Sugeng siyang Ibu, dhalem Intan, siswi kelas XI-IPA. Nyuwun pangapunten menawi kantun anggenipun mlebet kelas, amargi dhalem taksih ngrencangi rencang ingkang wonten wingking.”

Aku langsung berdiri di depannya saat bu guru antik itu muncul, dan menyapanya dengan sikap amat takzim. Kedua kaki rapat, sepasang telapak tangan terlipat di perut, kepala sedikit ditundukkan, dan bicara dengan nada lembut dan amat santun. 

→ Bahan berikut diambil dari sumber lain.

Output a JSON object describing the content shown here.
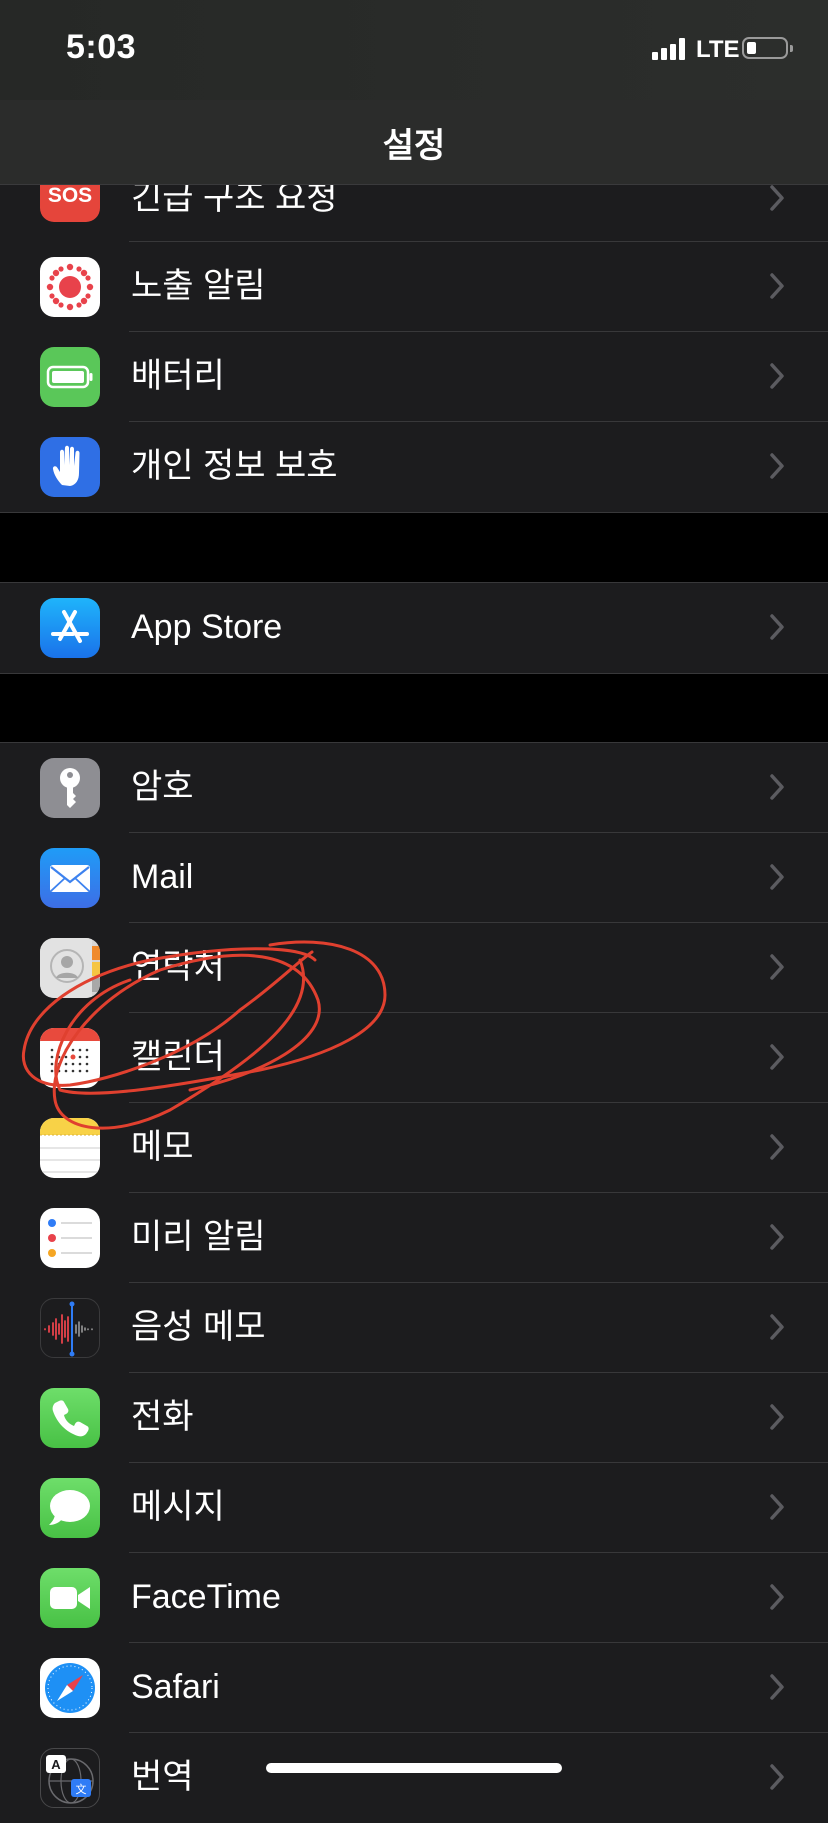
{
  "status_bar": {
    "time": "5:03",
    "network": "LTE"
  },
  "nav": {
    "title": "설정"
  },
  "groups": [
    {
      "items": [
        {
          "label": "긴급 구조 요청",
          "icon": "sos-icon",
          "icon_text": "SOS",
          "color": "#e5453b"
        },
        {
          "label": "노출 알림",
          "icon": "exposure-notification-icon",
          "color": "#ffffff"
        },
        {
          "label": "배터리",
          "icon": "battery-icon",
          "color": "#5ac759"
        },
        {
          "label": "개인 정보 보호",
          "icon": "hand-icon",
          "color": "#2f6fe5"
        }
      ]
    },
    {
      "items": [
        {
          "label": "App Store",
          "icon": "app-store-icon",
          "color": "#1e8ff3"
        }
      ]
    },
    {
      "items": [
        {
          "label": "암호",
          "icon": "key-icon",
          "color": "#8e8e93"
        },
        {
          "label": "Mail",
          "icon": "mail-icon",
          "color": "#3a8ef0"
        },
        {
          "label": "연락처",
          "icon": "contacts-icon",
          "color": "#d9d9d9"
        },
        {
          "label": "캘린더",
          "icon": "calendar-icon",
          "color": "#ffffff"
        },
        {
          "label": "메모",
          "icon": "notes-icon",
          "color": "#ffffff"
        },
        {
          "label": "미리 알림",
          "icon": "reminders-icon",
          "color": "#ffffff"
        },
        {
          "label": "음성 메모",
          "icon": "voice-memos-icon",
          "color": "#1c1c1e"
        },
        {
          "label": "전화",
          "icon": "phone-icon",
          "color": "#5ac759"
        },
        {
          "label": "메시지",
          "icon": "messages-icon",
          "color": "#5ac759"
        },
        {
          "label": "FaceTime",
          "icon": "facetime-icon",
          "color": "#5ac759"
        },
        {
          "label": "Safari",
          "icon": "safari-icon",
          "color": "#ffffff"
        },
        {
          "label": "번역",
          "icon": "translate-icon",
          "icon_text": "A 文",
          "color": "#1c1c1e"
        }
      ]
    }
  ],
  "annotation": {
    "color": "#e0402f",
    "target": "캘린더"
  }
}
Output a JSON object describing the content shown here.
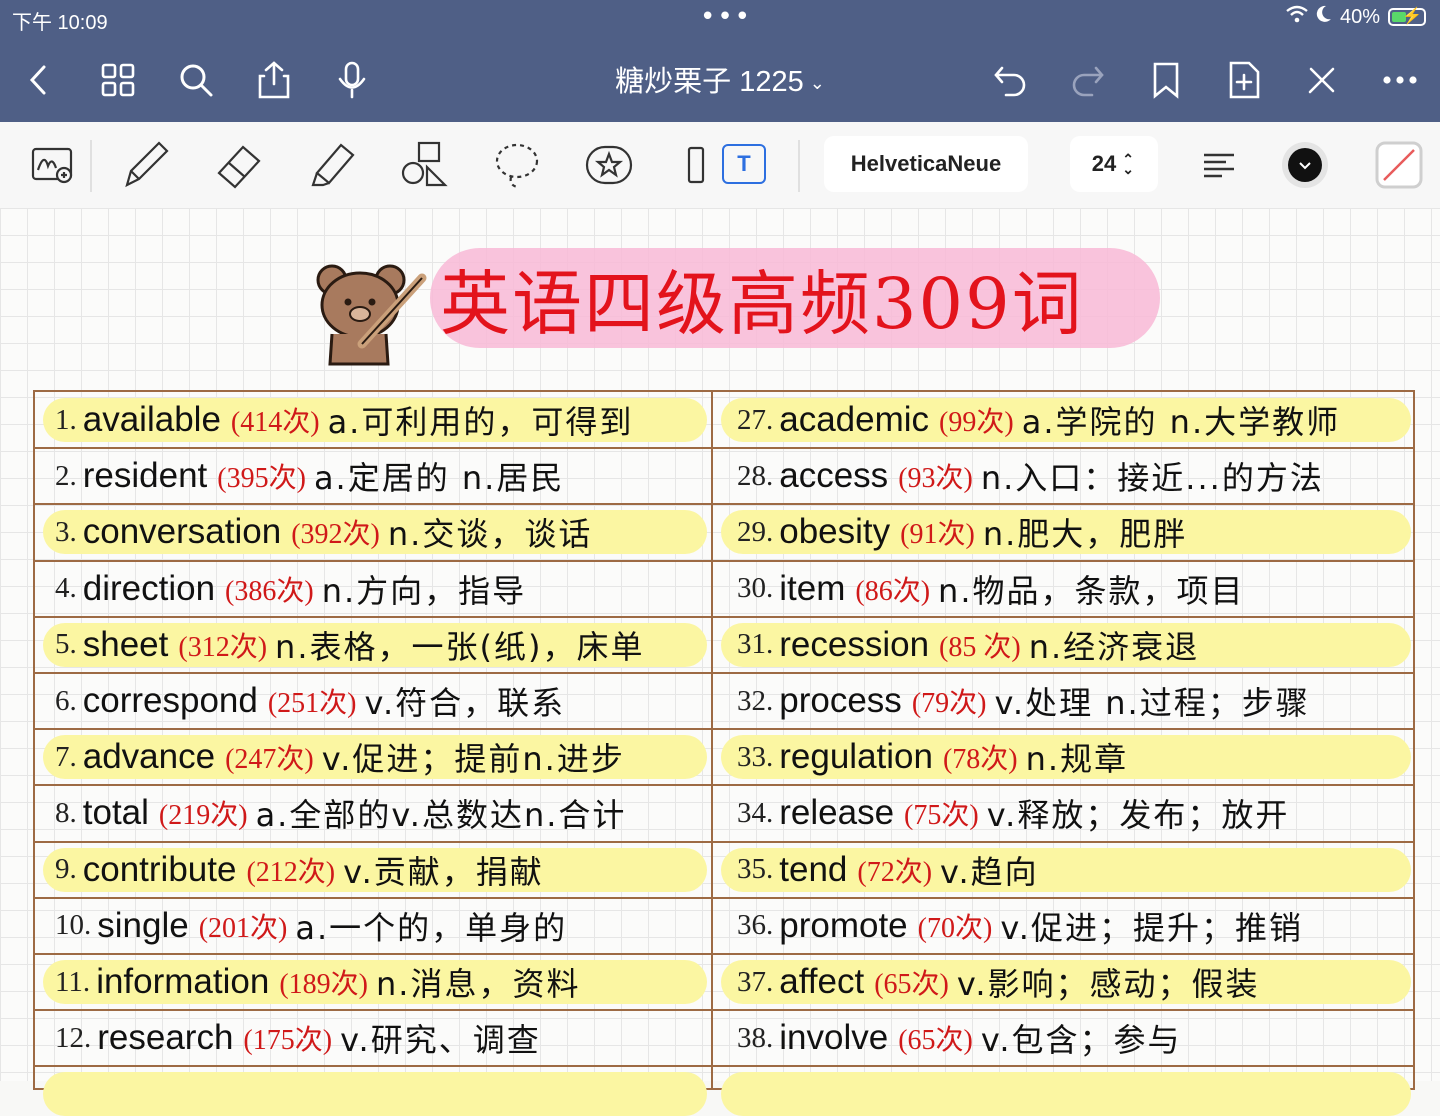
{
  "status": {
    "time": "下午 10:09",
    "battery": "40%",
    "dots": "•••"
  },
  "nav": {
    "title": "糖炒栗子 1225",
    "title_chevron": "⌄"
  },
  "toolbar": {
    "font": "HelveticaNeue",
    "size": "24",
    "text_tool": "T",
    "size_chevron": "⌃⌄"
  },
  "page": {
    "title": "英语四级高频309词"
  },
  "colors": {
    "header": "#4f5f86",
    "freq": "#d01919",
    "title": "#e3131c",
    "highlight": "#fbf6a2",
    "border": "#9d6a44"
  },
  "left": [
    {
      "num": "1.",
      "word": "available",
      "freq": "(414次)",
      "def": "a.可利用的，可得到"
    },
    {
      "num": "2.",
      "word": "resident",
      "freq": "(395次)",
      "def": "a.定居的 n.居民"
    },
    {
      "num": "3.",
      "word": "conversation",
      "freq": "(392次)",
      "def": "n.交谈，谈话"
    },
    {
      "num": "4.",
      "word": "direction",
      "freq": "(386次)",
      "def": "n.方向，指导"
    },
    {
      "num": "5.",
      "word": "sheet",
      "freq": "(312次)",
      "def": "n.表格，一张(纸)，床单"
    },
    {
      "num": "6.",
      "word": "correspond",
      "freq": "(251次)",
      "def": "v.符合，联系"
    },
    {
      "num": "7.",
      "word": "advance",
      "freq": "(247次)",
      "def": "v.促进；提前n.进步"
    },
    {
      "num": "8.",
      "word": "total",
      "freq": "(219次)",
      "def": "a.全部的v.总数达n.合计"
    },
    {
      "num": "9.",
      "word": "contribute",
      "freq": "(212次)",
      "def": "v.贡献，捐献"
    },
    {
      "num": "10.",
      "word": "single",
      "freq": "(201次)",
      "def": "a.一个的，单身的"
    },
    {
      "num": "11.",
      "word": "information",
      "freq": "(189次)",
      "def": "n.消息，资料"
    },
    {
      "num": "12.",
      "word": "research",
      "freq": "(175次)",
      "def": "v.研究、调查"
    }
  ],
  "right": [
    {
      "num": "27.",
      "word": "academic",
      "freq": "(99次)",
      "def": "a.学院的 n.大学教师"
    },
    {
      "num": "28.",
      "word": "access",
      "freq": "(93次)",
      "def": "n.入口：接近...的方法"
    },
    {
      "num": "29.",
      "word": "obesity",
      "freq": "(91次)",
      "def": "n.肥大，肥胖"
    },
    {
      "num": "30.",
      "word": "item",
      "freq": "(86次)",
      "def": "n.物品，条款，项目"
    },
    {
      "num": "31.",
      "word": "recession",
      "freq": "(85 次)",
      "def": "n.经济衰退"
    },
    {
      "num": "32.",
      "word": "process",
      "freq": "(79次)",
      "def": "v.处理 n.过程；步骤"
    },
    {
      "num": "33.",
      "word": "regulation",
      "freq": "(78次)",
      "def": "n.规章"
    },
    {
      "num": "34.",
      "word": "release",
      "freq": "(75次)",
      "def": "v.释放；发布；放开"
    },
    {
      "num": "35.",
      "word": "tend",
      "freq": "(72次)",
      "def": "v.趋向"
    },
    {
      "num": "36.",
      "word": "promote",
      "freq": "(70次)",
      "def": "v.促进；提升；推销"
    },
    {
      "num": "37.",
      "word": "affect",
      "freq": "(65次)",
      "def": "v.影响；感动；假装"
    },
    {
      "num": "38.",
      "word": "involve",
      "freq": "(65次)",
      "def": "v.包含；参与"
    }
  ]
}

Bu Acih berdiri tegak, menatapku lekat yang kusambut dengan senyum dan anggukan pelan, lalu senyumnya merekah, lebar sekali hingga aku bisa melihat barisan giginya yang putih dan terawat. 

Inggih, Mbak. Mboten punopo. Saksampunipun cekap, enggal mlebet kelas, nggih.

Inggih, Ibu. Nyuwun pangapunten. Matur nembah nuwun sakderengipun, Ibu.”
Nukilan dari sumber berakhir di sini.